Besonders auffällig ist das Ergebnis bei den jungen Wählern unter 30 Jahren: Hier wurde die AfD mit 22 Prozent zur stärksten Kraft. Es folgten die SPD mit 19 Prozent und die Linke mit 17 Prozent, die jedoch insgesamt an der Fünfprozenthürde scheiterte. Die CDU (14 %) und die Grünen (11 %) schnitten in dieser Altersgruppe vergleichsweise schwach ab.
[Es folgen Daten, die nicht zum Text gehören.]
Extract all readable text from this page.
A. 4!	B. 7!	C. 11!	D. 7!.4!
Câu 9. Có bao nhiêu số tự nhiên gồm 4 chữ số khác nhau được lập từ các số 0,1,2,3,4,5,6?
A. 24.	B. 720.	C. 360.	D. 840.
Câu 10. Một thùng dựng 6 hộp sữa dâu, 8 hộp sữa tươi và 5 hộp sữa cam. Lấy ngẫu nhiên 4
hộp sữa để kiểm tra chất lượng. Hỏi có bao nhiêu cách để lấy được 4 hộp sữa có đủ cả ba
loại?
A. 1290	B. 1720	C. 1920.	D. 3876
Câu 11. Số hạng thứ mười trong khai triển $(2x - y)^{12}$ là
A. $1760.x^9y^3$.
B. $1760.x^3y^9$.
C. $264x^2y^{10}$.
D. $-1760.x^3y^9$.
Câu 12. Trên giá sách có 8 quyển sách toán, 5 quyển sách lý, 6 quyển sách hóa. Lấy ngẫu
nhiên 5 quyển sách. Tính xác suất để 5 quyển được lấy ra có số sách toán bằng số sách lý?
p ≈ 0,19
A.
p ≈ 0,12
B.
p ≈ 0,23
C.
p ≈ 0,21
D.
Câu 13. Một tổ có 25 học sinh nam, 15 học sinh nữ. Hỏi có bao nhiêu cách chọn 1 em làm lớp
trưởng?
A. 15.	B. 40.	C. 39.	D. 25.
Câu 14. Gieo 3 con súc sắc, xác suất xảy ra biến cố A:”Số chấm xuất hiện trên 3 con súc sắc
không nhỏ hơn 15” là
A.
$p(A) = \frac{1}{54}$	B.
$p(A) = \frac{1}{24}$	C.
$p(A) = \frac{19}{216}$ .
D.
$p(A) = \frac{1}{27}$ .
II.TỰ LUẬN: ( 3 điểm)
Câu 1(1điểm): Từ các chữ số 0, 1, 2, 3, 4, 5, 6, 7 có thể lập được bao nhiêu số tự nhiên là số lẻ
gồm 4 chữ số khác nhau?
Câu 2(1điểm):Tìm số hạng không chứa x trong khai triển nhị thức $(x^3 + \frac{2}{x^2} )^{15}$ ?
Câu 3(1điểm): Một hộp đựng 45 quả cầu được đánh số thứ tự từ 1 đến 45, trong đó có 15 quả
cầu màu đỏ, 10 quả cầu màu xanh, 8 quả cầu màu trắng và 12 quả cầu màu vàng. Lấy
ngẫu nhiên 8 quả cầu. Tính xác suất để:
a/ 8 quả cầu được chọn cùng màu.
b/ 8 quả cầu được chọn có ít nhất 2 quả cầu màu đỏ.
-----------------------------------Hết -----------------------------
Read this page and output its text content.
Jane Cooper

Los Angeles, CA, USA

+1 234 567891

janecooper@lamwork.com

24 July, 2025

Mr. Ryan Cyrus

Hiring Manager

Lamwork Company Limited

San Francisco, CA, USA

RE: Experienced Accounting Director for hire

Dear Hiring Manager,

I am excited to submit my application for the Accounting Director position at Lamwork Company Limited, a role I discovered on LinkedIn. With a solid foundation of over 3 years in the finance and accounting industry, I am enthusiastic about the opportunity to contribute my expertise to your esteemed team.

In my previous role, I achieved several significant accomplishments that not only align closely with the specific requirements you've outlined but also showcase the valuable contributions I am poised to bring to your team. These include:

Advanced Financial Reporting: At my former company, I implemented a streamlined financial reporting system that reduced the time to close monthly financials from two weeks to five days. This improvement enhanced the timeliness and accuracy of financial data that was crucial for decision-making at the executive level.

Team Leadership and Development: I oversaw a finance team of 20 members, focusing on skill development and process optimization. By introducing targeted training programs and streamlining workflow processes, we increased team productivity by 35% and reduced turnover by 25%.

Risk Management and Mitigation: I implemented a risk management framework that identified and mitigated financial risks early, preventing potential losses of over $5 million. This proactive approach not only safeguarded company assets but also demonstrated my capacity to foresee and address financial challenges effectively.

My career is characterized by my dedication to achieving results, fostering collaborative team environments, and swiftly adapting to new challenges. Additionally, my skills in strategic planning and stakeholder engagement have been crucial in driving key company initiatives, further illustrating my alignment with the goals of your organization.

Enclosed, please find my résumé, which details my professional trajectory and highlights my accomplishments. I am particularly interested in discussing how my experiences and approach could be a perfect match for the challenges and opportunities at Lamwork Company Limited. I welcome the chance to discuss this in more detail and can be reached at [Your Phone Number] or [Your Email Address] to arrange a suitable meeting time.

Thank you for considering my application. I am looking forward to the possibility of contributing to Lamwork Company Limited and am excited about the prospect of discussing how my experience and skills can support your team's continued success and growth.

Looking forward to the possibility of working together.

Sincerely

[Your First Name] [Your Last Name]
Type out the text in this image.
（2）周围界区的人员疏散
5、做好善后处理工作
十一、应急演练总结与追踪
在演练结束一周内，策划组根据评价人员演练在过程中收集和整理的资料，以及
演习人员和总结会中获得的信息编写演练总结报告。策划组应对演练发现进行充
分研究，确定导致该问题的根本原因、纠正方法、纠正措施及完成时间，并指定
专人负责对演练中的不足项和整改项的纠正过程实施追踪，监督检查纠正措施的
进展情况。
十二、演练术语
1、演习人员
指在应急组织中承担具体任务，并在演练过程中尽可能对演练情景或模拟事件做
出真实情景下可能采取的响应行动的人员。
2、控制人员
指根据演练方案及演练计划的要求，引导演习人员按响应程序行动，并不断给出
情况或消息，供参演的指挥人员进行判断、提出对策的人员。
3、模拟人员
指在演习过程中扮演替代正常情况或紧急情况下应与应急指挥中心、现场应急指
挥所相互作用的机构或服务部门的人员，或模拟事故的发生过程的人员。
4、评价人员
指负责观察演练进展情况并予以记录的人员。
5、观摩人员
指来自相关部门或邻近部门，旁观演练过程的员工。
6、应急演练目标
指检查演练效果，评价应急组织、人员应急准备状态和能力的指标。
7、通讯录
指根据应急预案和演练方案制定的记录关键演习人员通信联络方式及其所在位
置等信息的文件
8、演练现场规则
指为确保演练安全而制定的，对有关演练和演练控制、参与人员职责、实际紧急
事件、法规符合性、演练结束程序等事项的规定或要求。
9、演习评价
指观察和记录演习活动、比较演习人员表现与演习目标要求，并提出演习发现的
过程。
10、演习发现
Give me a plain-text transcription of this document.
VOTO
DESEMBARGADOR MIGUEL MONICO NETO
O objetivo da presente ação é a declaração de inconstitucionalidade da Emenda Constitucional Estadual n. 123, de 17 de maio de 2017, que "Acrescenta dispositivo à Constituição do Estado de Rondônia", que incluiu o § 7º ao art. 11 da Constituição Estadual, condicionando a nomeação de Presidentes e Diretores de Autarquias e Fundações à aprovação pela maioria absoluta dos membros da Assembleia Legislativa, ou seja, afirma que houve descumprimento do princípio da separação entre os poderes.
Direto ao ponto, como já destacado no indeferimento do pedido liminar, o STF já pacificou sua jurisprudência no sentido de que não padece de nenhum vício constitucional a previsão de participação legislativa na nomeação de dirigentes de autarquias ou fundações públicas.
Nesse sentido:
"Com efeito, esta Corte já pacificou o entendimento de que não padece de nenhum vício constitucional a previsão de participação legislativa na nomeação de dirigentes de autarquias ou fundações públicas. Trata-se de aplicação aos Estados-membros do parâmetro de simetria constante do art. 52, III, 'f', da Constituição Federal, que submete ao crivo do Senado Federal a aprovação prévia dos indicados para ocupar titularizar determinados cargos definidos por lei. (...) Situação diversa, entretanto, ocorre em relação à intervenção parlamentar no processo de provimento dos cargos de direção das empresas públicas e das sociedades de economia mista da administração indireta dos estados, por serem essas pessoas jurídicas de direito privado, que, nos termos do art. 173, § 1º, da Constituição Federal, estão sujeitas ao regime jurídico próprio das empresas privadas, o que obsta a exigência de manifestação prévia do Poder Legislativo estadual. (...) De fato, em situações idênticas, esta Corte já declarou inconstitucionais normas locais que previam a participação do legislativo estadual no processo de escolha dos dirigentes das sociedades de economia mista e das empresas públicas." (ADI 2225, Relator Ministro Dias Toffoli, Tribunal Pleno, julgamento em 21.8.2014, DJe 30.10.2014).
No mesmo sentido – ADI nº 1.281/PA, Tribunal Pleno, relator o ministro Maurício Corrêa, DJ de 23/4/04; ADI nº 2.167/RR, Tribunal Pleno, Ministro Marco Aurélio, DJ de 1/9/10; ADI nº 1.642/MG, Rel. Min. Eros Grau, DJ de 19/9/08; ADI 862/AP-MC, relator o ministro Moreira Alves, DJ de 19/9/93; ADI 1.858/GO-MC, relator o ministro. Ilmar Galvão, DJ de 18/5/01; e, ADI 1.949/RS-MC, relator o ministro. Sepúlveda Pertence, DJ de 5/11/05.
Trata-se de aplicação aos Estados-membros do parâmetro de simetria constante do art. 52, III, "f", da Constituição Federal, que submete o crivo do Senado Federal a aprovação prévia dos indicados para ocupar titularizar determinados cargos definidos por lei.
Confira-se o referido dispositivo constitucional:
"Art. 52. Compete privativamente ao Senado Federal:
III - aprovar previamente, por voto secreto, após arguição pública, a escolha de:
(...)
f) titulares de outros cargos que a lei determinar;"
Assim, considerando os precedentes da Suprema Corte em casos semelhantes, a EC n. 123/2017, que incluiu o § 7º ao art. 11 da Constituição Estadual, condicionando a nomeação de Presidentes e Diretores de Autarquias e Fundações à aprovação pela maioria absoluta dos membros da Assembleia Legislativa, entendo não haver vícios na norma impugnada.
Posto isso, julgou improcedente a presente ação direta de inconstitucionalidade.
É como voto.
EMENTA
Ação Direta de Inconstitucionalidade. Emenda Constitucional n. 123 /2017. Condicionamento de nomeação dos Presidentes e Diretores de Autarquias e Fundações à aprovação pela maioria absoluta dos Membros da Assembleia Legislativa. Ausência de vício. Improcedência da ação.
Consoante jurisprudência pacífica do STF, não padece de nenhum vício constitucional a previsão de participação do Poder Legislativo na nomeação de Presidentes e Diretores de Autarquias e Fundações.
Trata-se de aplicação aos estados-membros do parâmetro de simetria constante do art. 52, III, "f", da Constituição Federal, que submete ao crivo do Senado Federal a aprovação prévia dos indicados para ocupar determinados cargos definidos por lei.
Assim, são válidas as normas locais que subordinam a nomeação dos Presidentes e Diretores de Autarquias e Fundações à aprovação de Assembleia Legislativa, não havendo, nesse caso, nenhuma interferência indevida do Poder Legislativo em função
Für die CDU zeigt sich ein eindeutiger Trend: Je älter die Wählergruppe, desto besser ihr Abschneiden. Während sie bei den 30- bis 44-Jährigen auf 22 Prozent kam (hier führte die AfD mit 26 %), erreichte sie bei den 45- bis 59-Jährigen bereits 30 Prozent. Den entscheidenden Vorsprung verschaffte der Union jedoch die Generation 60plus, wo sie mit 40 Prozent der Stimmen klar dominierte. Die Forschungsgruppe Wahlen kommentiert:
“Die Basis für den CDU-Wahlsieg legt sehr klar die ältere Generation: Nach einem deutlichen Plus liegt die CDU bei den Ab-60-Jährigen mit 40 Prozent weit vor der SPD (34 Prozent) und einer hier relativ schwachen AfD (14 Prozent). Die Grünen schaffen in der Generation 60plus nur sechs Prozent.”
Signifikante Unterschiede zeigten sich auch zwischen den Geschlechtern. Zwar erreichte die CDU bei Männern und Frauen jeweils 30 Prozent, doch wählten Frauen deutlich häufiger die SPD (29 %) als Männer (24 %). Umgekehrt schnitt die AfD bei Männern mit 24 Prozent deutlich besser ab als bei Frauen (16 %).
Ein bemerkenswerter Wandel vollzieht sich bei den Arbeitern: Die SPD, einst ihre klassische Stammwählerschaft, brach hier von 38 Prozent (2021) auf nur noch 26 Prozent ein. Die AfD konnte in derselben Gruppe ihren Anteil von 15 auf 30 Prozent verdoppeln und wurde damit zur stärksten Partei.
Unter Beamten (43 %) und Selbstständigen (42 %) war die CDU die mit Abstand dominierende Kraft. Ihr bestes Ergebnis erzielte die SPD mit 28 Prozent bei den Angestellten, dicht gefolgt von der Union mit 27 Prozent.
Die Auswertung nach Bildungsabschlüssen zeigt die CDU in allen Kategorien vorn. Bei Wählern mit Hochschulabschluss erreichte die AfD mit nur zehn Prozent ihren niedrigsten Wert, während die Grünen hier mit 16 Prozent ihr bestes Ergebnis erzielten.
Die Wahl am 22. März endete mit einem historischen Ergebnis: Die CDU gewann mit 31 Prozent, die seit 1991 regierende SPD kam auf 25,9 Prozent. Die AfD erreichte mit 19,5 Prozent ihr bislang bestes Resultat in einem westdeutschen Bundesland. Die Grünen (7,9 %) zogen erneut in den Landtag ein, während die FDP (2,1 %), die Freien Wähler (4,2 %) und die Linke (4,4 %) an der Fünfprozenthürde scheiterten.